Mestre Nando, neto da Guerreira, diz que a avó recebeu o título de Cidadã Juazeirense no início deste ano e que a importância do trabalho dela está ligada à formação de novos brincantes da cultura popular. "Sua casa sempre foi cheia de gente, tanto quando era mais jovem quanto agora, mais idosa", situa.
"A relevância dela é grandiosa não só na cidade de Juazeiro, mas em todo o Estado do Ceará. Todo mundo, onde você for, em qualquer cidade, vai saber da Mestra Margarida, da importância do trabalho dela, da voz belíssima que ela tinha". Mestre Tarcísio reforça a ideia. De acordo com ele, Margá era "muito querida, conhecida, encantadora e dedicada à cultura popular tanto de Juazeiro quanto do Cariri, do Ceará e de Alagoas".
"Mestra Margarida recebeu o título de Tesouro Vivo em 2004. Acolheu e ensinou muitos mestres e brincantes - inclusive, sou um deles. Não sou Guerreiro, sou Reisado, mas aprendi muitas coisas com ela. Agora foi fazer companhia aos mestres que já passaram pela casa, pelo Guerreiro, pela pessoa dela", destaca Mestre Tarcísio.
A força da voz
O amigo e pupilo também lança luz sobre um dos atributos mais reconhecíveis e marcantes da Mestra: a voz. "Nunca ninguém vai ter uma voz como a da Mestra Margarida.

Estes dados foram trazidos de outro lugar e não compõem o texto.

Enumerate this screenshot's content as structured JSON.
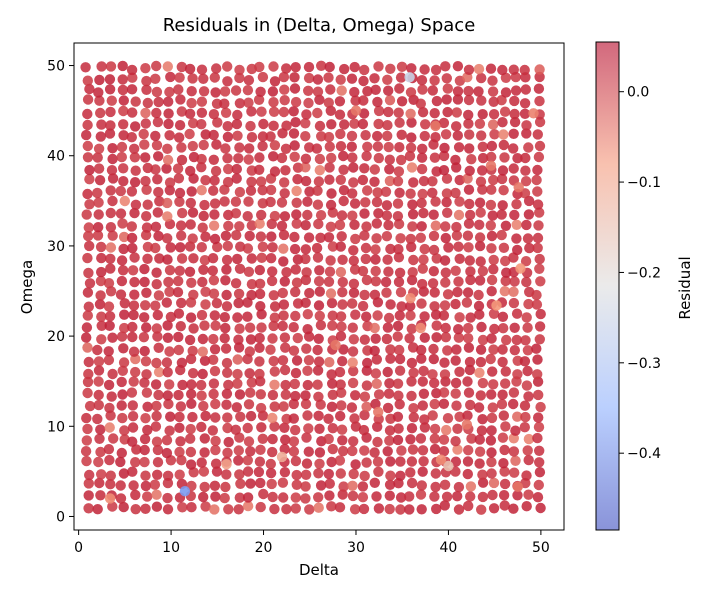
{
  "chart_data": {
    "type": "scatter",
    "title": "Residuals in (Delta, Omega) Space",
    "xlabel": "Delta",
    "ylabel": "Omega",
    "xlim": [
      -0.5,
      52.5
    ],
    "ylim": [
      -1.5,
      52.5
    ],
    "xticks": [
      0,
      10,
      20,
      30,
      40,
      50
    ],
    "yticks": [
      0,
      10,
      20,
      30,
      40,
      50
    ],
    "colorbar": {
      "label": "Residual",
      "range": [
        -0.485,
        0.055
      ],
      "ticks": [
        0.0,
        -0.1,
        -0.2,
        -0.3,
        -0.4
      ],
      "tick_labels": [
        "0.0",
        "−0.1",
        "−0.2",
        "−0.3",
        "−0.4"
      ],
      "colormap": "coolwarm",
      "colormap_stops": [
        "#3b4cc0",
        "#8db0fe",
        "#dddddd",
        "#f4987a",
        "#b40426"
      ]
    },
    "dominant_color": "#d65244",
    "points_note": "dense uniform grid of points covering Delta 1–50, Omega 1–50; residual near 0 almost everywhere",
    "notable_points": [
      {
        "x": 11.5,
        "y": 2.8,
        "value": -0.38
      },
      {
        "x": 35.8,
        "y": 48.7,
        "value": -0.25
      },
      {
        "x": 40.0,
        "y": 5.6,
        "value": -0.15
      },
      {
        "x": 16.0,
        "y": 5.8,
        "value": -0.1
      },
      {
        "x": 47.8,
        "y": 27.5,
        "value": -0.08
      },
      {
        "x": 45.2,
        "y": 23.4,
        "value": -0.08
      },
      {
        "x": 35.9,
        "y": 24.2,
        "value": -0.07
      },
      {
        "x": 37.0,
        "y": 20.9,
        "value": -0.07
      },
      {
        "x": 39.2,
        "y": 6.3,
        "value": -0.07
      },
      {
        "x": 3.4,
        "y": 2.0,
        "value": -0.07
      },
      {
        "x": 22.0,
        "y": 6.6,
        "value": -0.12
      },
      {
        "x": 30.0,
        "y": 45.0,
        "value": -0.05
      },
      {
        "x": 38.6,
        "y": 43.3,
        "value": -0.05
      },
      {
        "x": 47.6,
        "y": 36.5,
        "value": -0.05
      },
      {
        "x": 27.8,
        "y": 19.0,
        "value": -0.05
      },
      {
        "x": 44.6,
        "y": 38.9,
        "value": -0.05
      },
      {
        "x": 49.2,
        "y": 44.7,
        "value": -0.06
      },
      {
        "x": 32.4,
        "y": 11.6,
        "value": -0.05
      },
      {
        "x": 47.5,
        "y": 3.3,
        "value": -0.05
      },
      {
        "x": 42.0,
        "y": 10.2,
        "value": -0.05
      }
    ]
  }
}
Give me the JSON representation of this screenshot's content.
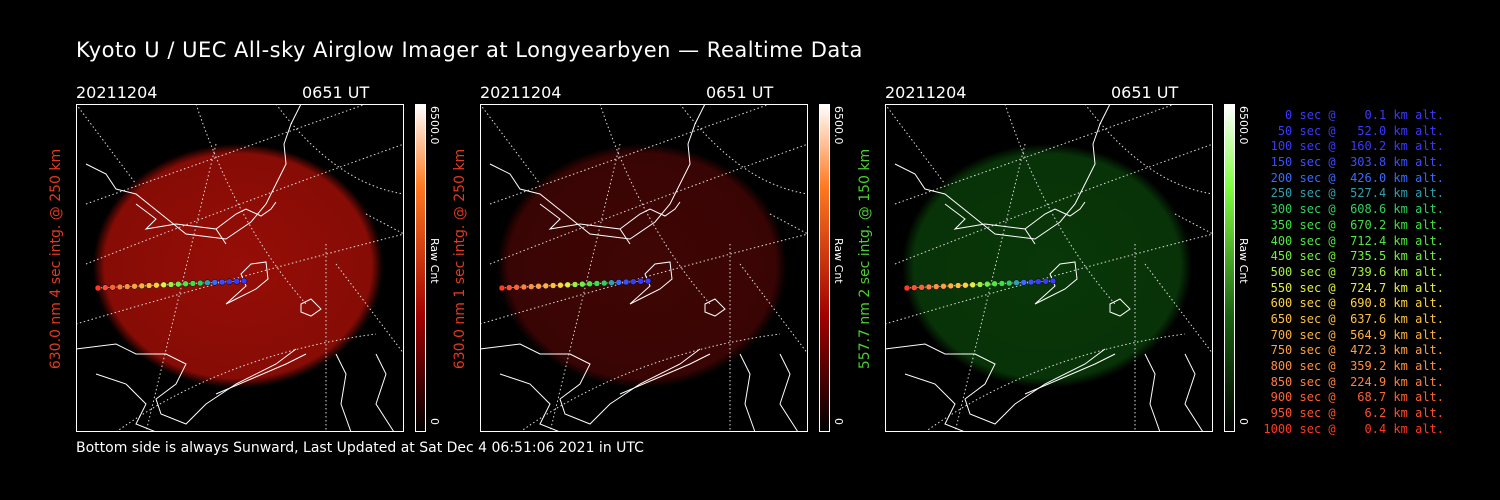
{
  "header": {
    "title": "Kyoto U / UEC All-sky Airglow Imager at Longyearbyen — Realtime Data"
  },
  "footer": {
    "text": "Bottom side is always Sunward, Last Updated at Sat Dec  4 06:51:06 2021 in UTC"
  },
  "panels": [
    {
      "date": "20211204",
      "time": "0651 UT",
      "ylabel": "630.0 nm 4 sec intg. @ 250 km",
      "label_color": "#e03a20",
      "glow_color": "#b01008",
      "glow_opacity": 0.85,
      "colorbar_max": "6500.0",
      "colorbar_unit": "Raw Cnt",
      "colorbar_min": "0",
      "bar_top_color": "#ff7a20",
      "bar_mid_color": "#a00000"
    },
    {
      "date": "20211204",
      "time": "0651 UT",
      "ylabel": "630.0 nm 1 sec intg. @ 250 km",
      "label_color": "#e03a20",
      "glow_color": "#5a0806",
      "glow_opacity": 0.7,
      "colorbar_max": "6500.0",
      "colorbar_unit": "Raw Cnt",
      "colorbar_min": "0",
      "bar_top_color": "#ff7a20",
      "bar_mid_color": "#a00000"
    },
    {
      "date": "20211204",
      "time": "0651 UT",
      "ylabel": "557.7 nm 2 sec intg. @ 150 km",
      "label_color": "#4ad030",
      "glow_color": "#0c4a0c",
      "glow_opacity": 0.75,
      "colorbar_max": "6500.0",
      "colorbar_unit": "Raw Cnt",
      "colorbar_min": "0",
      "bar_top_color": "#80ff40",
      "bar_mid_color": "#1a6010"
    }
  ],
  "legend": [
    {
      "text": "   0 sec @    0.1 km alt.",
      "color": "#3a3aff"
    },
    {
      "text": "  50 sec @   52.0 km alt.",
      "color": "#3a3aff"
    },
    {
      "text": " 100 sec @  160.2 km alt.",
      "color": "#3a3aff"
    },
    {
      "text": " 150 sec @  303.8 km alt.",
      "color": "#3a50ff"
    },
    {
      "text": " 200 sec @  426.0 km alt.",
      "color": "#3a6aff"
    },
    {
      "text": " 250 sec @  527.4 km alt.",
      "color": "#30a0b0"
    },
    {
      "text": " 300 sec @  608.6 km alt.",
      "color": "#30d060"
    },
    {
      "text": " 350 sec @  670.2 km alt.",
      "color": "#40e040"
    },
    {
      "text": " 400 sec @  712.4 km alt.",
      "color": "#50e840"
    },
    {
      "text": " 450 sec @  735.5 km alt.",
      "color": "#70f040"
    },
    {
      "text": " 500 sec @  739.6 km alt.",
      "color": "#a0f040"
    },
    {
      "text": " 550 sec @  724.7 km alt.",
      "color": "#e0f040"
    },
    {
      "text": " 600 sec @  690.8 km alt.",
      "color": "#ffd040"
    },
    {
      "text": " 650 sec @  637.6 km alt.",
      "color": "#ffc040"
    },
    {
      "text": " 700 sec @  564.9 km alt.",
      "color": "#ffb040"
    },
    {
      "text": " 750 sec @  472.3 km alt.",
      "color": "#ffa040"
    },
    {
      "text": " 800 sec @  359.2 km alt.",
      "color": "#ff9040"
    },
    {
      "text": " 850 sec @  224.9 km alt.",
      "color": "#ff8040"
    },
    {
      "text": " 900 sec @   68.7 km alt.",
      "color": "#ff6030"
    },
    {
      "text": " 950 sec @    6.2 km alt.",
      "color": "#ff5030"
    },
    {
      "text": "1000 sec @    0.4 km alt.",
      "color": "#ff3a20"
    }
  ]
}
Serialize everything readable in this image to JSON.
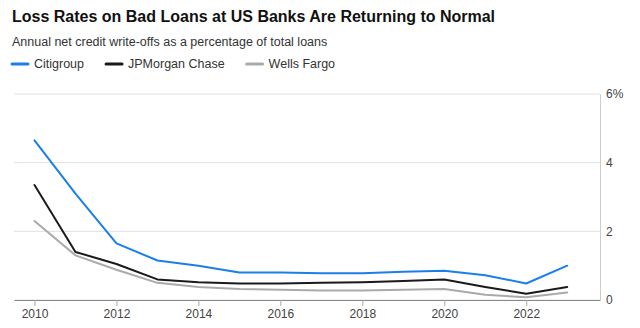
{
  "chart_data": {
    "type": "line",
    "title": "Loss Rates on Bad Loans at US Banks Are Returning to Normal",
    "subtitle": "Annual net credit write-offs as a percentage of total loans",
    "x": [
      2010,
      2011,
      2012,
      2013,
      2014,
      2015,
      2016,
      2017,
      2018,
      2019,
      2020,
      2021,
      2022,
      2023
    ],
    "series": [
      {
        "name": "Citigroup",
        "color": "#1a7fe8",
        "values": [
          4.65,
          3.1,
          1.65,
          1.15,
          1.0,
          0.8,
          0.8,
          0.78,
          0.78,
          0.82,
          0.85,
          0.72,
          0.48,
          1.0
        ]
      },
      {
        "name": "JPMorgan Chase",
        "color": "#1a1a1a",
        "values": [
          3.35,
          1.4,
          1.05,
          0.6,
          0.52,
          0.48,
          0.48,
          0.5,
          0.52,
          0.55,
          0.6,
          0.38,
          0.18,
          0.38
        ]
      },
      {
        "name": "Wells Fargo",
        "color": "#aaaaaa",
        "values": [
          2.3,
          1.3,
          0.88,
          0.5,
          0.38,
          0.32,
          0.3,
          0.28,
          0.28,
          0.3,
          0.32,
          0.15,
          0.08,
          0.22
        ]
      }
    ],
    "xlim": [
      2009.5,
      2023.8
    ],
    "xticks": [
      2010,
      2012,
      2014,
      2016,
      2018,
      2020,
      2022
    ],
    "ylim": [
      0,
      6.0
    ],
    "yticks": [
      0,
      2,
      4,
      {
        "value": 6,
        "label": "6%"
      }
    ],
    "grid": true,
    "legend": "top"
  }
}
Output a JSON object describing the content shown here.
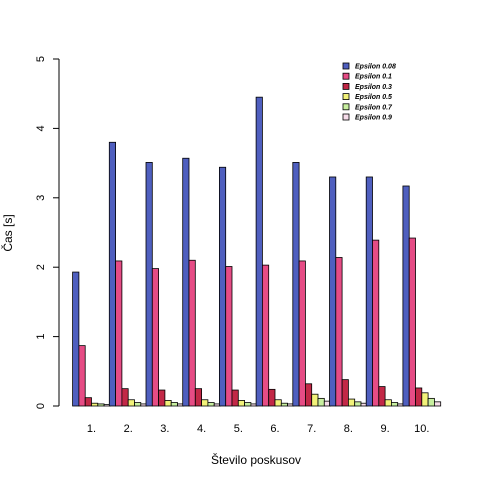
{
  "chart_data": {
    "type": "bar",
    "title": "",
    "xlabel": "Število poskusov",
    "ylabel": "Čas [s]",
    "ylim": [
      0,
      5
    ],
    "yticks": [
      "0",
      "1",
      "2",
      "3",
      "4",
      "5"
    ],
    "categories": [
      "1.",
      "2.",
      "3.",
      "4.",
      "5.",
      "6.",
      "7.",
      "8.",
      "9.",
      "10."
    ],
    "grid": false,
    "legend_position": "top-right",
    "series": [
      {
        "name": "Epsilon 0.08",
        "color": "#4f5fbf",
        "values": [
          1.93,
          3.8,
          3.51,
          3.57,
          3.44,
          4.45,
          3.51,
          3.3,
          3.3,
          3.17
        ]
      },
      {
        "name": "Epsilon 0.1",
        "color": "#e64c85",
        "values": [
          0.87,
          2.09,
          1.98,
          2.1,
          2.01,
          2.03,
          2.09,
          2.14,
          2.39,
          2.42
        ]
      },
      {
        "name": "Epsilon 0.3",
        "color": "#c22847",
        "values": [
          0.12,
          0.25,
          0.23,
          0.25,
          0.23,
          0.24,
          0.32,
          0.38,
          0.28,
          0.26
        ]
      },
      {
        "name": "Epsilon 0.5",
        "color": "#f2f27a",
        "values": [
          0.04,
          0.09,
          0.08,
          0.09,
          0.08,
          0.09,
          0.17,
          0.1,
          0.09,
          0.19
        ]
      },
      {
        "name": "Epsilon 0.7",
        "color": "#c8efa0",
        "values": [
          0.03,
          0.05,
          0.05,
          0.05,
          0.05,
          0.04,
          0.11,
          0.06,
          0.05,
          0.11
        ]
      },
      {
        "name": "Epsilon 0.9",
        "color": "#f6dcea",
        "values": [
          0.02,
          0.03,
          0.03,
          0.03,
          0.03,
          0.03,
          0.07,
          0.04,
          0.03,
          0.06
        ]
      }
    ]
  }
}
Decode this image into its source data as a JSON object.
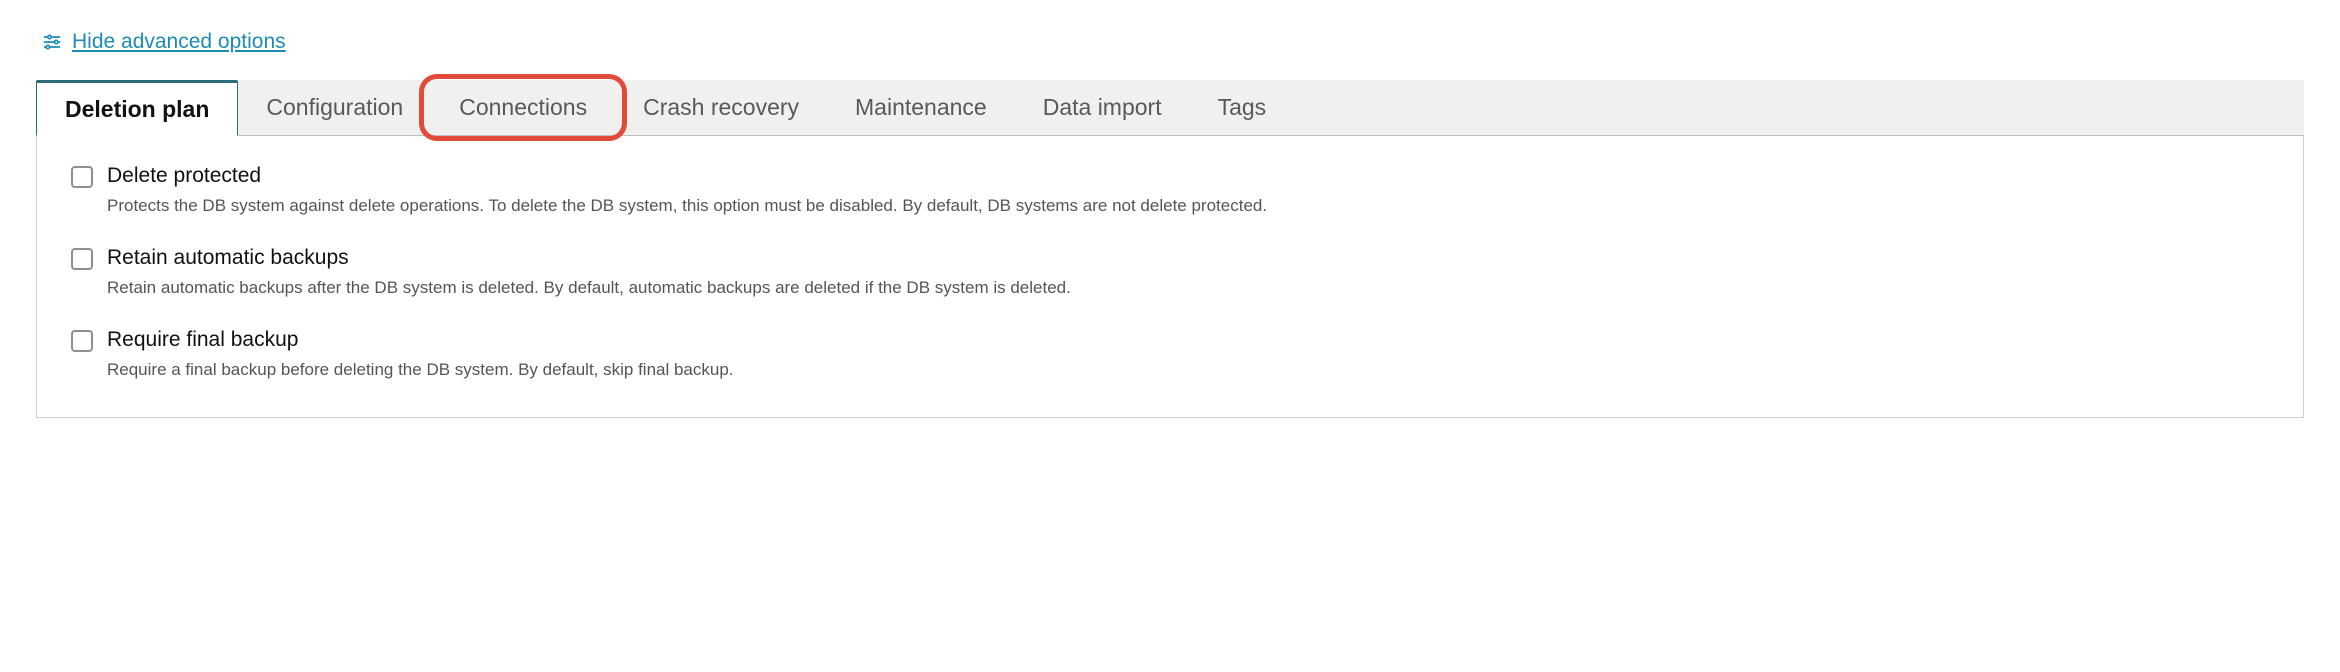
{
  "colors": {
    "link": "#1d8bb5",
    "tabs_bg": "#f0f0ef",
    "tabs_border": "#bfbfbf",
    "tab_inactive": "#595959",
    "active_border": "#2b6b7a",
    "highlight": "#e24b3a",
    "panel_border": "#cfcfcf",
    "checkbox_border": "#8f8f8f",
    "desc": "#555555"
  },
  "advanced_link": "Hide advanced options",
  "tabs": [
    {
      "id": "deletion-plan",
      "label": "Deletion plan",
      "active": true,
      "highlight": false
    },
    {
      "id": "configuration",
      "label": "Configuration",
      "active": false,
      "highlight": false
    },
    {
      "id": "connections",
      "label": "Connections",
      "active": false,
      "highlight": true
    },
    {
      "id": "crash-recovery",
      "label": "Crash recovery",
      "active": false,
      "highlight": false
    },
    {
      "id": "maintenance",
      "label": "Maintenance",
      "active": false,
      "highlight": false
    },
    {
      "id": "data-import",
      "label": "Data import",
      "active": false,
      "highlight": false
    },
    {
      "id": "tags",
      "label": "Tags",
      "active": false,
      "highlight": false
    }
  ],
  "options": [
    {
      "id": "delete-protected",
      "label": "Delete protected",
      "desc": "Protects the DB system against delete operations. To delete the DB system, this option must be disabled. By default, DB systems are not delete protected.",
      "checked": false
    },
    {
      "id": "retain-backups",
      "label": "Retain automatic backups",
      "desc": "Retain automatic backups after the DB system is deleted. By default, automatic backups are deleted if the DB system is deleted.",
      "checked": false
    },
    {
      "id": "require-final-backup",
      "label": "Require final backup",
      "desc": "Require a final backup before deleting the DB system. By default, skip final backup.",
      "checked": false
    }
  ]
}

Mestre nenhum do Brasil vai ter a garganta dela. Numa hora dessa, ela já tá brincando no céu, junto com Deus e os mestres que já faleceram. Tenho ela como minha mãe, avó e mestra, uma pessoa que partiu para o céu, mas ficou com a gente na terra".
Uma das perfiladas no Livro dos Mestres, publicação de 2017 organizada por Dora Freitas e Silvia Furtado, a própria Mestra diz: "No meu tempo, o reisado era uma coisa só de homem. E o guerreiro é de mulher. No Guerreiro, as peças, as músicas... é diferente. E a gente tem o direito de ser Guerreira".
Ao mesmo tempo, poetiza: "Ser mestre é quem sabe, é quem o povo gosta. Ser mestre é o pessoal gostar e achar bonita as peças. E hoje o povo é quem diz: a Mestra Margarida! Botaram esse nome e eu aceitei como Mestra. E ainda depois recebi o diploma de mestra no Crato. Eu gostei".